Like most US universities, UC San Diego has a strong commitment to enhancing diversity outreach and education at every level, from undergraduate and graduate programs to faculty and staff hiring. As the Diversity Chair for both the Neurosciences Graduate Program and my home department of Cognitive Science, I think a lot about both how and why diversity (broadly construed) is important in science. While I’d love to expound on the why in this post, I’m instead going to jump straight to my ideas on the how.
The point of this post is to emphasize a new project I’m trying to move forward on how we can enhance diversity in our science PhD programs.
Many of the minority and underserved students in our graduate programs come recommended to us by colleagues with whom they have worked, and/or who are identified through interactions at minority-serving conferences or research programs. That is, these students are already familiar with the intricacies and strange culture of academia.
In contrast, there are certain to be many qualified students who have never entered into or figured out how to navigate this academic stream. These students go unnoticed and never gain the exposure and encouragement, as well as step-by-step information on how to pierce the academic veil, and thus never even apply to our programs. I believe that this familiarity gap is hurting our programs and limiting the potential opportunities that those students might like to pursue. Additionally, many minority, underserved, and first-generation undergraduates are unaware that PhD programs are frequently fully funded and provide an additional living-wage stipend (granted, a wage that could be better, of course).
That is, many students mistakenly believe they will not be able to afford doctoral science education due to perceived prohibitive costs.
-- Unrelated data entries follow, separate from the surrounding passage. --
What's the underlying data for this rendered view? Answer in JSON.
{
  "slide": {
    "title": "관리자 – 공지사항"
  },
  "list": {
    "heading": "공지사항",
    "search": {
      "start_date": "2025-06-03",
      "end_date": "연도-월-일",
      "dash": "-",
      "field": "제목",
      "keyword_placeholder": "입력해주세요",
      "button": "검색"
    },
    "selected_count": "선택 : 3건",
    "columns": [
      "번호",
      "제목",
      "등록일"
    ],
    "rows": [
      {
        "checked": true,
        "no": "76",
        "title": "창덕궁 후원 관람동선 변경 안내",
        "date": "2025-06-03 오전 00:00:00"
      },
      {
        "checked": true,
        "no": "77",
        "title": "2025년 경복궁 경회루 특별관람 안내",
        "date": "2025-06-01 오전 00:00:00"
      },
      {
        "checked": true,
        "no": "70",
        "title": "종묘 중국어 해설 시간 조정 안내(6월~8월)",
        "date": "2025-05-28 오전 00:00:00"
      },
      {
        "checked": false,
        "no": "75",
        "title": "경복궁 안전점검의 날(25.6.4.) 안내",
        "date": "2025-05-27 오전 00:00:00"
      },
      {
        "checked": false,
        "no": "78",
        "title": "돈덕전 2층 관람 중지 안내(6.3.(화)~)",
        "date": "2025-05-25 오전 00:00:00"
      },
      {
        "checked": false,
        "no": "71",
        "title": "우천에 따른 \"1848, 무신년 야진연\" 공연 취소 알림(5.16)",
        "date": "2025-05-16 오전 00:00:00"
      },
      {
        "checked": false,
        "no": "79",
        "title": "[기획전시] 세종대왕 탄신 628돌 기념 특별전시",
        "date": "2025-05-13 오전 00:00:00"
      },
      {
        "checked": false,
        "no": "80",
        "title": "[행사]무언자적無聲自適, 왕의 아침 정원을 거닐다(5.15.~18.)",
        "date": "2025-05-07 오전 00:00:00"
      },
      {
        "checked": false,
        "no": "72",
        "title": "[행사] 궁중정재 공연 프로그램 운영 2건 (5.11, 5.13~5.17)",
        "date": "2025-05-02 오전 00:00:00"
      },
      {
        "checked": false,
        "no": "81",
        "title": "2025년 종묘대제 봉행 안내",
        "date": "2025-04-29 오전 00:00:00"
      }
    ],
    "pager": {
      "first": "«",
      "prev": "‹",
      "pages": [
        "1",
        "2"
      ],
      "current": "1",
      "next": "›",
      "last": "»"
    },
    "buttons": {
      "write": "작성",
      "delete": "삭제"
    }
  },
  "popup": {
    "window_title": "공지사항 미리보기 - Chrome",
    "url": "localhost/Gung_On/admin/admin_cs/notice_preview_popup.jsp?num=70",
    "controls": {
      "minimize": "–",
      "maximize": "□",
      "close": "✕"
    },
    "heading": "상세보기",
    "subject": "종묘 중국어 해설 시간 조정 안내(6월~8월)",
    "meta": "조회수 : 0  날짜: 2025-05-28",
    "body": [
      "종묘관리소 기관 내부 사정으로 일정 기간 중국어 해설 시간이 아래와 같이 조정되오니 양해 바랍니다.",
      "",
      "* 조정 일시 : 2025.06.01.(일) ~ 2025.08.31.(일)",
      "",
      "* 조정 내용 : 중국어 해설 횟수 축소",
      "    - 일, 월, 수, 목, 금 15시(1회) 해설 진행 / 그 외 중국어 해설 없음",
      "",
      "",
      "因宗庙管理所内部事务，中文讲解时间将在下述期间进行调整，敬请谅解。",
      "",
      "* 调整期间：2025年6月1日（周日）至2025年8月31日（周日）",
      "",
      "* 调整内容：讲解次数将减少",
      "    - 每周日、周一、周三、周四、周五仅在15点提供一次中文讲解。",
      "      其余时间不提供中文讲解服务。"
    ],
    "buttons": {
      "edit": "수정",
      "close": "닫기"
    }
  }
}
My proposal seeks to find a novel solution to this dilemma by taking advantage of the fact that many university and research faculty frequently travel all over the world to give invited talks to undergraduate-serving universities. Given that they’re doing this travel already, we can leverage that fact to begin local, one-on-one dialogs between our faculty and local student orgs. What I’m trying to do is establish a diversity and outreach database to list contact information for local student organizations. If such a database existed, participating faculty could then identify student groups at each university or institute where they will be traveling to speak anyway.
In anticipation of their impending visit, faculty could arrange to directly meet with those student organizations to give advice on the relevant PhD program application processes, as well as provide details of funding, contact information for program administrators, identify potential PhD advisors for the students to contact, and so on. This means that, if our faculty participate, for example, UC San Diego can advertise our local student and faculty contacts. This would mean that invited speakers visiting UC San Diego can choose to meet with our undergraduate students for the same purpose.
IF YOU ARE FACULTY OR A REPRESENTATIVE, OR A STUDENT ORG REP, PLEASE ADD YOUR NAME, EMAIL, AND AFFILIATION HERE IF YOU WISH TO PARTICIPATE.
I challenge faculty to look at this list when they travel to give talks, and I challenge PhD students and administrators to encourage visiting faculty to schedule 60 minutes with local undergrad orgs to cover the financial details and application requirements for their respective PhD programs.
I strongly believe that this kind of one-on-one, ground-level conversation between faculty and students who don’t know how academia works will increase the depth and quality of our applicant pools, improving our respective programs overall.
If nothing else, I personally commit to looking at this list when I travel to give talks.